Kicking is also prominent from its use in many sports, especially those called football. The best known of these sports is association football, also known as soccer.
As the human leg is longer and stronger than the arm, kicks are generally used to keep an opponent at a distance, surprise him or her with their range, and inflict substantial damage. On the other hand, stance is very important in any combat system, and any attempt to deliver a kick will necessarily compromise one’s stability of stance.
The application of kicks is thus a question of the tradeoff between the power that can be delivered vs. the cost incurred to balance. Since combat situations are fluid, understanding this tradeoff and making the appropriate decision to adjust to each moment is key.
Kicks are commonly directed against helpless or downed targets, while for more general self-defense applications, the consensus is that simple kicks aimed at vulnerable targets below the chest may be highly efficient, but should be executed with a degree of care.
Self-defense experts, such as author and teacher Marc Macyoung, claim that kicks should be aimed no higher than the waist/stomach.
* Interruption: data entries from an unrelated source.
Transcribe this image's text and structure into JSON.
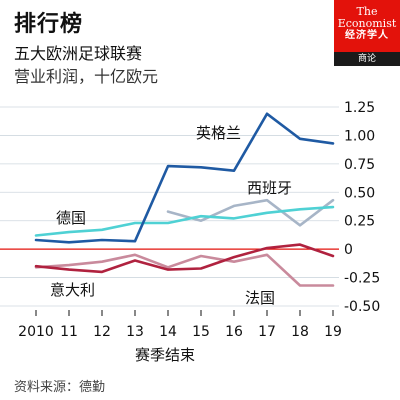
{
  "header": {
    "title": "排行榜",
    "subtitle": "五大欧洲足球联赛",
    "units": "营业利润，十亿欧元"
  },
  "logo": {
    "line1": "The",
    "line2": "Economist",
    "line3": "经济学人",
    "sub": "商论"
  },
  "source": "资料来源：德勤",
  "chart_data": {
    "type": "line",
    "x": [
      "2010",
      "11",
      "12",
      "13",
      "14",
      "15",
      "16",
      "17",
      "18",
      "19"
    ],
    "xlabel": "赛季结束",
    "ylabel": "",
    "ylim": [
      -0.5,
      1.25
    ],
    "yticks": [
      "1.25",
      "1.00",
      "0.75",
      "0.50",
      "0.25",
      "0",
      "-0.25",
      "-0.50"
    ],
    "ytick_values": [
      1.25,
      1.0,
      0.75,
      0.5,
      0.25,
      0,
      -0.25,
      -0.5
    ],
    "zero_line_color": "#e3120b",
    "grid": true,
    "series": [
      {
        "name": "英格兰",
        "color": "#1f5aa3",
        "values": [
          0.08,
          0.06,
          0.08,
          0.07,
          0.73,
          0.72,
          0.69,
          1.19,
          0.97,
          0.93
        ]
      },
      {
        "name": "德国",
        "color": "#4fd1d4",
        "values": [
          0.12,
          0.15,
          0.17,
          0.23,
          0.23,
          0.29,
          0.27,
          0.32,
          0.35,
          0.37
        ]
      },
      {
        "name": "西班牙",
        "color": "#a7b5c7",
        "values": [
          null,
          null,
          null,
          null,
          0.33,
          0.25,
          0.38,
          0.43,
          0.21,
          0.43
        ]
      },
      {
        "name": "意大利",
        "color": "#b0223f",
        "values": [
          -0.15,
          -0.18,
          -0.2,
          -0.1,
          -0.18,
          -0.17,
          -0.07,
          0.01,
          0.04,
          -0.06
        ]
      },
      {
        "name": "法国",
        "color": "#c98a9c",
        "values": [
          -0.16,
          -0.14,
          -0.11,
          -0.05,
          -0.16,
          -0.06,
          -0.11,
          -0.05,
          -0.32,
          -0.32
        ]
      }
    ]
  }
}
Thus, the fighter should not compromise their balance while delivering a kick, and retract the leg properly to avoid grappling.
It is often recommended to build and drill simple combinations that involve attacking different levels of an opponent. A common example would be distracting an opponent’s focus via a fake jab, following up with a powerful attack at the opponent’s legs and punching.
Further, since low kicks are inherently quicker and harder to see and dodge in general they are often emphasized in a street fight scenario.